Corporate leaders can create policies and a working environment that empower employees to fully participate in Lean.


Create a Skills Matrix

A Skills Matrix helps companies identify the key skills needed to operate effectively and efficiently. This matrix often identifies where cross-training could help create a more flexible, nimble workforce that can respond to skills shortages and shifting skills needs.

The more employees are able to work in and with different business units and in new roles, the more silos will be broken down to improve communication and facilitate more realistic, cross-organisational ideas for improvement.

Additionally, Lean training across all business levels and units helps fully maximise productivity results.  This training is most effective when it includes bespoke coaching in the use of Lean techniques.

For Lean or technical training, it is important to keep training records up to date and regular reviews of training effectiveness are carried out.

Boundaries, not roadblocks

Managers and teams need guidance on their authority and accountability when it comes to Lean, but they shouldn’t feel their improvement ideas are stymied by red tape. Encourage teams to have regular, formal gatherings where efficiency and productivity ideas are proposed, discussed and progressed. There should be a defined budget, but authority for expenditure on process improvements are delegated to teams.

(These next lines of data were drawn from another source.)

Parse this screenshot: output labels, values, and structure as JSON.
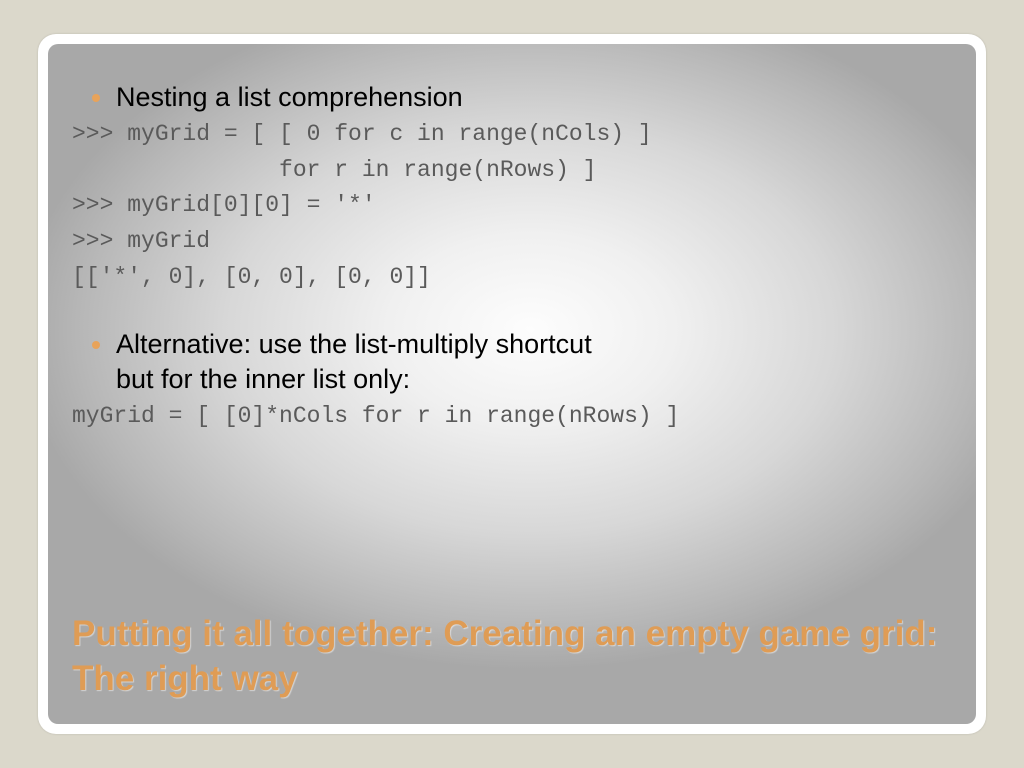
{
  "content": {
    "bullet1": "Nesting a list comprehension",
    "code1_line1": ">>> myGrid = [ [ 0 for c in range(nCols) ]",
    "code1_line2": "               for r in range(nRows) ]",
    "code1_line3": ">>> myGrid[0][0] = '*'",
    "code1_line4": ">>> myGrid",
    "code1_line5": "[['*', 0], [0, 0], [0, 0]]",
    "bullet2_line1": "Alternative: use the list-multiply shortcut",
    "bullet2_line2": "but for the inner list only:",
    "code2_line1": "myGrid = [ [0]*nCols for r in range(nRows) ]"
  },
  "title": "Putting it all together: Creating an empty game grid: The right way"
}
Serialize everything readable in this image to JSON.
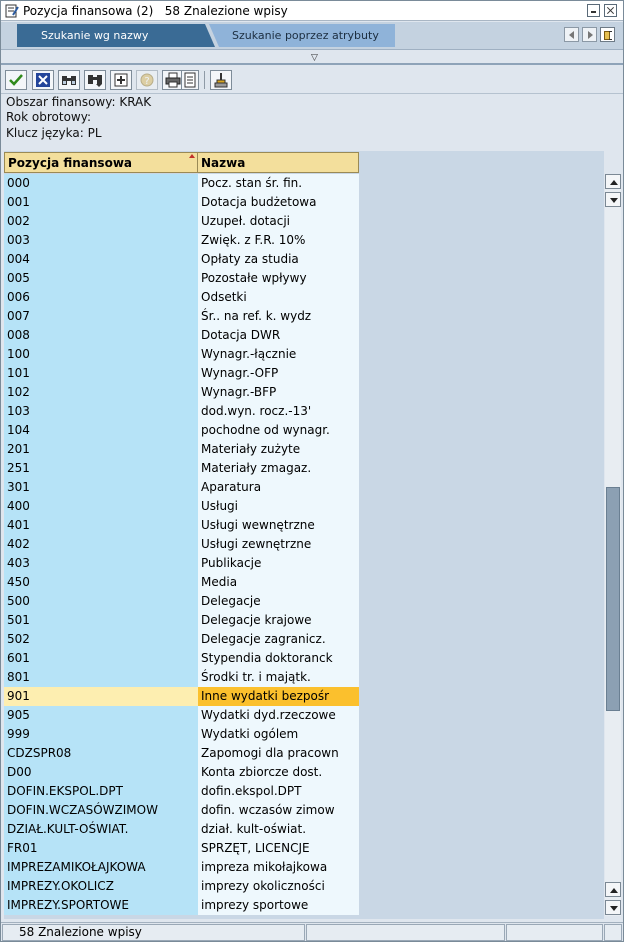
{
  "window": {
    "title": "Pozycja finansowa (2)   58 Znalezione wpisy"
  },
  "tabs": [
    {
      "label": "Szukanie wg nazwy",
      "active": true
    },
    {
      "label": "Szukanie poprzez atrybuty",
      "active": false
    }
  ],
  "toolbar": {
    "icons": [
      "check-icon",
      "cancel-icon",
      "find-icon",
      "find-next-icon",
      "select-icon",
      "help-icon",
      "print-icon",
      "info-icon",
      "personalize-icon"
    ]
  },
  "info": {
    "line1": "Obszar finansowy: KRAK",
    "line2": "Rok obrotowy:",
    "line3": "Klucz języka: PL"
  },
  "table": {
    "headers": [
      "Pozycja finansowa",
      "Nazwa"
    ],
    "selected_index": 27,
    "rows": [
      [
        "000",
        "Pocz. stan śr. fin."
      ],
      [
        "001",
        "Dotacja budżetowa"
      ],
      [
        "002",
        "Uzupeł. dotacji"
      ],
      [
        "003",
        "Zwięk. z F.R. 10%"
      ],
      [
        "004",
        "Opłaty za studia"
      ],
      [
        "005",
        "Pozostałe wpływy"
      ],
      [
        "006",
        "Odsetki"
      ],
      [
        "007",
        "Śr.. na ref. k. wydz"
      ],
      [
        "008",
        "Dotacja DWR"
      ],
      [
        "100",
        "Wynagr.-łącznie"
      ],
      [
        "101",
        "Wynagr.-OFP"
      ],
      [
        "102",
        "Wynagr.-BFP"
      ],
      [
        "103",
        "dod.wyn. rocz.-13'"
      ],
      [
        "104",
        "pochodne od wynagr."
      ],
      [
        "201",
        "Materiały zużyte"
      ],
      [
        "251",
        "Materiały zmagaz."
      ],
      [
        "301",
        "Aparatura"
      ],
      [
        "400",
        "Usługi"
      ],
      [
        "401",
        "Usługi wewnętrzne"
      ],
      [
        "402",
        "Usługi zewnętrzne"
      ],
      [
        "403",
        "Publikacje"
      ],
      [
        "450",
        "Media"
      ],
      [
        "500",
        "Delegacje"
      ],
      [
        "501",
        "Delegacje krajowe"
      ],
      [
        "502",
        "Delegacje zagranicz."
      ],
      [
        "601",
        "Stypendia doktoranck"
      ],
      [
        "801",
        "Środki tr. i majątk."
      ],
      [
        "901",
        "Inne wydatki bezpośr"
      ],
      [
        "905",
        "Wydatki dyd.rzeczowe"
      ],
      [
        "999",
        "Wydatki ogólem"
      ],
      [
        "CDZSPR08",
        "Zapomogi dla pracown"
      ],
      [
        "D00",
        "Konta zbiorcze dost."
      ],
      [
        "DOFIN.EKSPOL.DPT",
        "dofin.ekspol.DPT"
      ],
      [
        "DOFIN.WCZASÓWZIMOW",
        "dofin. wczasów zimow"
      ],
      [
        "DZIAŁ.KULT-OŚWIAT.",
        "dział. kult-oświat."
      ],
      [
        "FR01",
        "SPRZĘT, LICENCJE"
      ],
      [
        "IMPREZAMIKOŁAJKOWA",
        "impreza mikołajkowa"
      ],
      [
        "IMPREZY.OKOLICZ",
        "imprezy okoliczności"
      ],
      [
        "IMPREZY.SPORTOWE",
        "imprezy sportowe"
      ]
    ]
  },
  "scrollbar": {
    "position_fraction": 0.62
  },
  "status": {
    "text": "58 Znalezione wpisy"
  }
}
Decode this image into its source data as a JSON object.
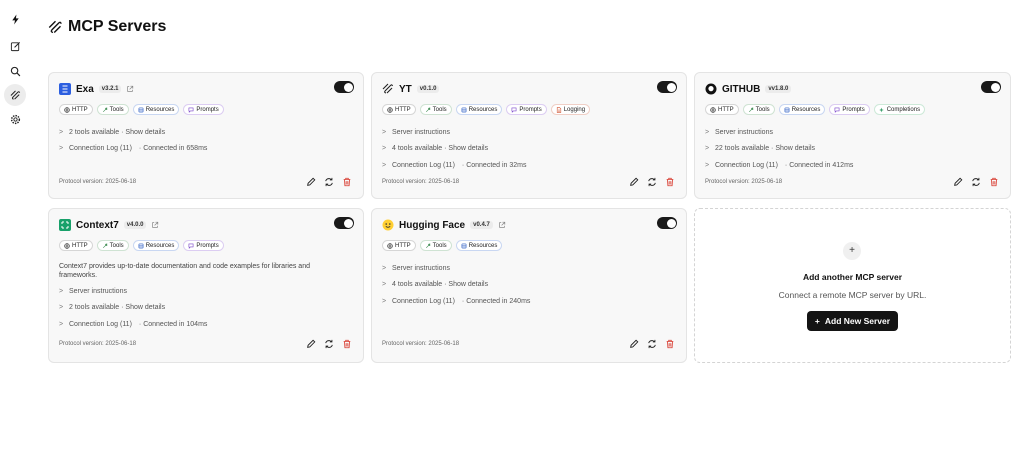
{
  "page": {
    "title": "MCP Servers"
  },
  "sidebar": {
    "items": [
      {
        "icon": "bolt-icon"
      },
      {
        "icon": "edit-icon"
      },
      {
        "icon": "search-icon"
      },
      {
        "icon": "mcp-icon"
      },
      {
        "icon": "gear-icon"
      }
    ]
  },
  "cards": [
    {
      "name": "Exa",
      "version": "v3.2.1",
      "chips": [
        "HTTP",
        "Tools",
        "Resources",
        "Prompts"
      ],
      "rows": [
        "2 tools available · Show details",
        "Connection Log (11)",
        "· Connected in 658ms"
      ],
      "protocol": "Protocol version: 2025-06-18"
    },
    {
      "name": "YT",
      "version": "v0.1.0",
      "chips": [
        "HTTP",
        "Tools",
        "Resources",
        "Prompts",
        "Logging"
      ],
      "rows": [
        "Server instructions",
        "4 tools available · Show details",
        "Connection Log (11)",
        "· Connected in 32ms"
      ],
      "protocol": "Protocol version: 2025-06-18"
    },
    {
      "name": "GITHUB",
      "version": "vv1.8.0",
      "chips": [
        "HTTP",
        "Tools",
        "Resources",
        "Prompts",
        "Completions"
      ],
      "rows": [
        "Server instructions",
        "22 tools available · Show details",
        "Connection Log (11)",
        "· Connected in 412ms"
      ],
      "protocol": "Protocol version: 2025-06-18"
    },
    {
      "name": "Context7",
      "version": "v4.0.0",
      "chips": [
        "HTTP",
        "Tools",
        "Resources",
        "Prompts"
      ],
      "description": "Context7 provides up-to-date documentation and code examples for libraries and frameworks.",
      "rows": [
        "Server instructions",
        "2 tools available · Show details",
        "Connection Log (11)",
        "· Connected in 104ms"
      ],
      "protocol": "Protocol version: 2025-06-18"
    },
    {
      "name": "Hugging Face",
      "version": "v0.4.7",
      "chips": [
        "HTTP",
        "Tools",
        "Resources"
      ],
      "rows": [
        "Server instructions",
        "4 tools available · Show details",
        "Connection Log (11)",
        "· Connected in 240ms"
      ],
      "protocol": "Protocol version: 2025-06-18"
    }
  ],
  "add_card": {
    "title": "Add another MCP server",
    "subtitle": "Connect a remote MCP server by URL.",
    "button": "Add New Server"
  }
}
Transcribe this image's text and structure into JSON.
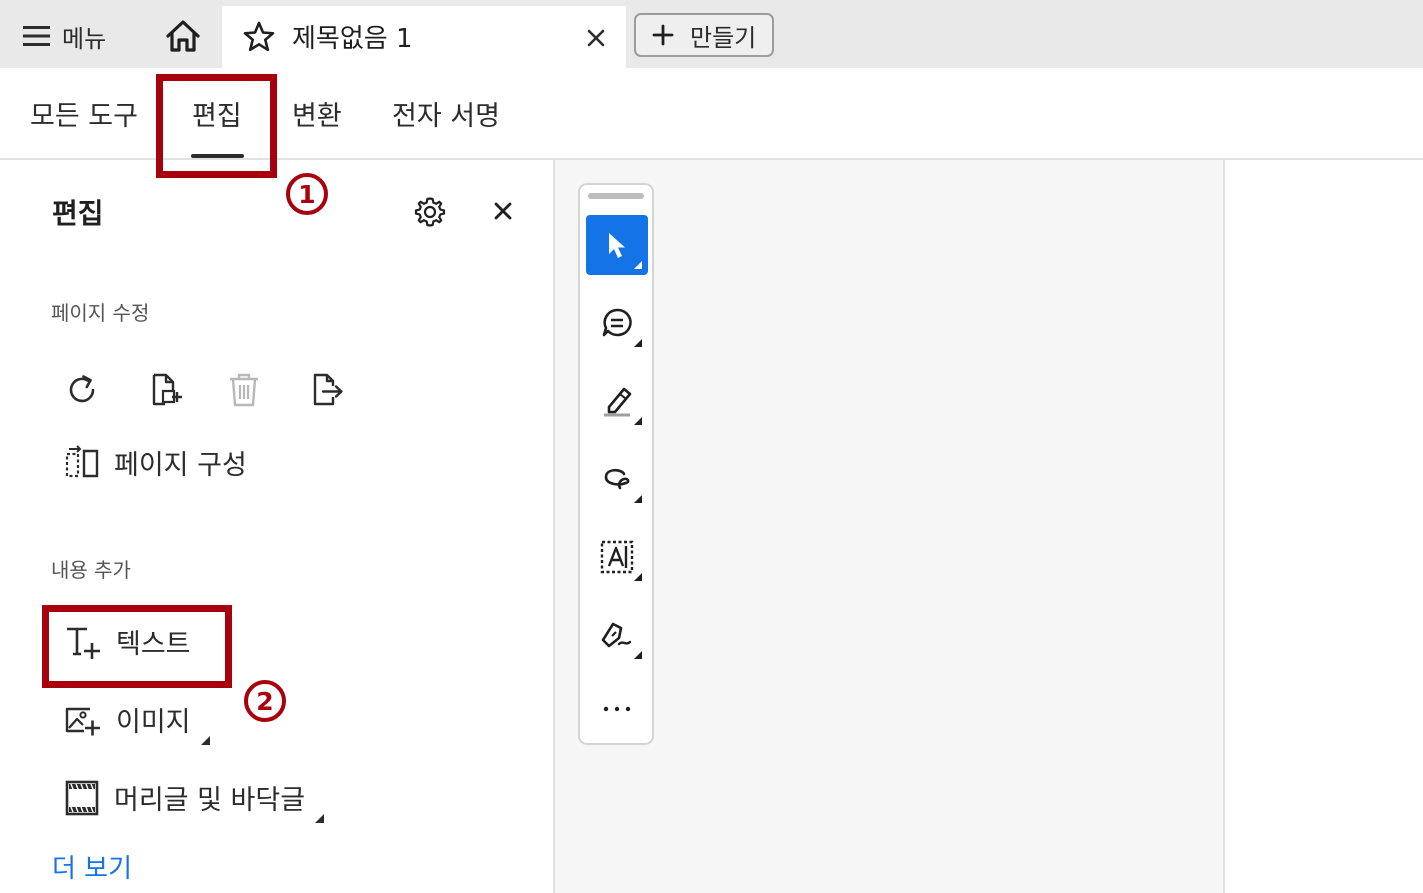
{
  "app": {
    "menu_label": "메뉴",
    "doc_tab_title": "제목없음 1",
    "create_label": "만들기"
  },
  "tool_tabs": {
    "all_tools": "모든 도구",
    "edit": "편집",
    "convert": "변환",
    "esign": "전자 서명"
  },
  "panel": {
    "title": "편집",
    "section_page": "페이지 수정",
    "page_organize": "페이지 구성",
    "section_add": "내용 추가",
    "text": "텍스트",
    "image": "이미지",
    "header_footer": "머리글 및 바닥글",
    "more": "더 보기"
  },
  "annotations": {
    "step1": "1",
    "step2": "2"
  },
  "icons": {
    "menu": "hamburger-icon",
    "home": "home-icon",
    "star": "star-icon",
    "close": "close-icon",
    "plus": "plus-icon",
    "settings": "gear-icon",
    "rotate": "rotate-icon",
    "insert": "insert-page-icon",
    "delete": "trash-icon",
    "extract": "extract-page-icon",
    "organize": "organize-pages-icon",
    "add_text": "add-text-icon",
    "add_image": "add-image-icon",
    "header_footer": "header-footer-icon",
    "select": "cursor-icon",
    "comment": "comment-icon",
    "highlight": "highlighter-icon",
    "draw": "freehand-draw-icon",
    "text_select": "text-box-icon",
    "sign": "sign-pen-icon",
    "more": "ellipsis-icon"
  },
  "colors": {
    "accent": "#1473e6",
    "annotation": "#a8000c",
    "disabled_icon": "#b8b8b8"
  }
}
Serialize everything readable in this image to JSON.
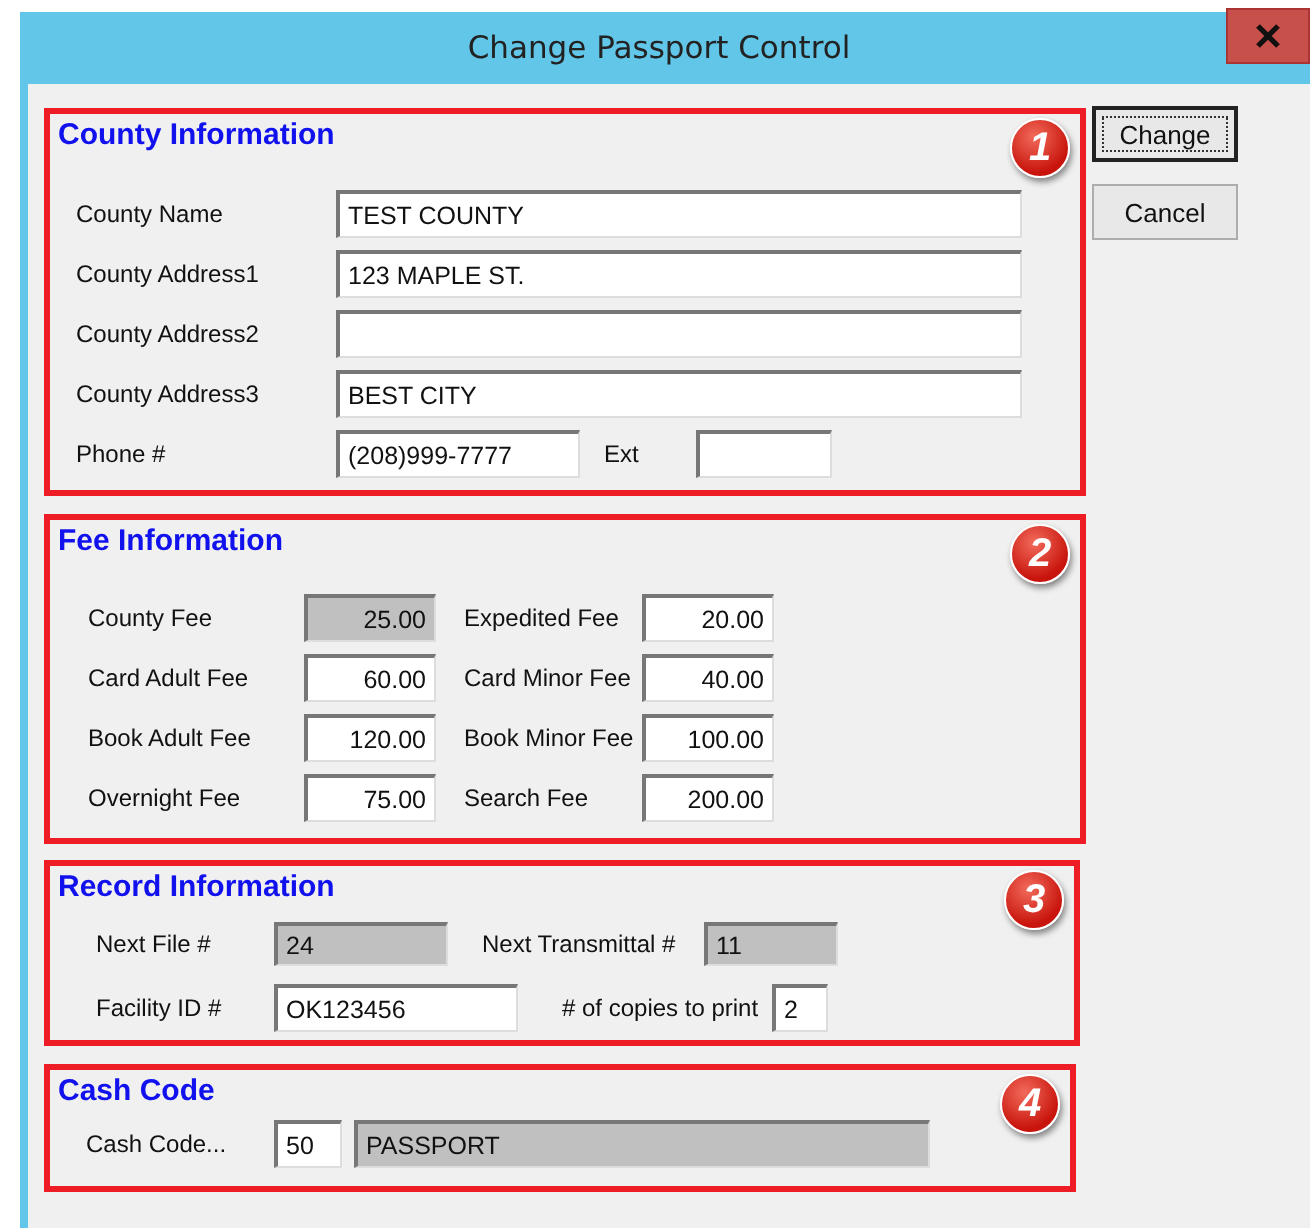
{
  "window": {
    "title": "Change Passport Control"
  },
  "sections": [
    {
      "kind": "county",
      "title": "County Information",
      "badge": "1",
      "rows": [
        [
          {
            "label": "County Name",
            "value": "TEST COUNTY",
            "disabled": false
          }
        ],
        [
          {
            "label": "County Address1",
            "value": "123 MAPLE ST.",
            "disabled": false
          }
        ],
        [
          {
            "label": "County Address2",
            "disabled": false
          }
        ],
        [
          {
            "label": "County Address3",
            "value": "BEST CITY",
            "disabled": false
          }
        ],
        [
          {
            "label": "Phone #",
            "value": "(208)999-7777",
            "disabled": false
          },
          {
            "label": "Ext",
            "disabled": false
          }
        ]
      ]
    },
    {
      "kind": "fee",
      "title": "Fee Information",
      "badge": "2",
      "rows": [
        [
          {
            "label": "County Fee",
            "value": "25.00",
            "disabled": true
          },
          {
            "label": "Expedited Fee",
            "value": "20.00",
            "disabled": false
          }
        ],
        [
          {
            "label": "Card Adult Fee",
            "value": "60.00",
            "disabled": false
          },
          {
            "label": "Card Minor Fee",
            "value": "40.00",
            "disabled": false
          }
        ],
        [
          {
            "label": "Book Adult Fee",
            "value": "120.00",
            "disabled": false
          },
          {
            "label": "Book Minor Fee",
            "value": "100.00",
            "disabled": false
          }
        ],
        [
          {
            "label": "Overnight Fee",
            "value": "75.00",
            "disabled": false
          },
          {
            "label": "Search Fee",
            "value": "200.00",
            "disabled": false
          }
        ]
      ]
    },
    {
      "kind": "record",
      "title": "Record Information",
      "badge": "3",
      "rows": [
        [
          {
            "label": "Next File #",
            "value": "24",
            "disabled": true
          },
          {
            "label": "Next Transmittal #",
            "value": "11",
            "disabled": true
          }
        ],
        [
          {
            "label": "Facility ID #",
            "value": "OK123456",
            "disabled": false
          },
          {
            "label": "# of copies to print",
            "value": "2",
            "disabled": false
          }
        ]
      ]
    },
    {
      "kind": "cash",
      "title": "Cash Code",
      "badge": "4",
      "rows": [
        [
          {
            "label": "Cash Code...",
            "value": "50",
            "disabled": false
          },
          {
            "value": "PASSPORT",
            "disabled": true
          }
        ]
      ]
    }
  ],
  "buttons": [
    {
      "label": "Change",
      "default": true
    },
    {
      "label": "Cancel",
      "default": false
    }
  ]
}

Embed improvements into policy and procedure

When an employee or team has implemented a successful improvement, ensure they receive proper kudos. And to make sure this improvement is made permanent and passed throughout the organisation, update relevant policies and procures (such as Standard Operating Procedures and Visual Works instructions).

No matter how committed executives are to Lean, its ultimate success will be determined on the ground. Make sure your teams feel empowered to improve.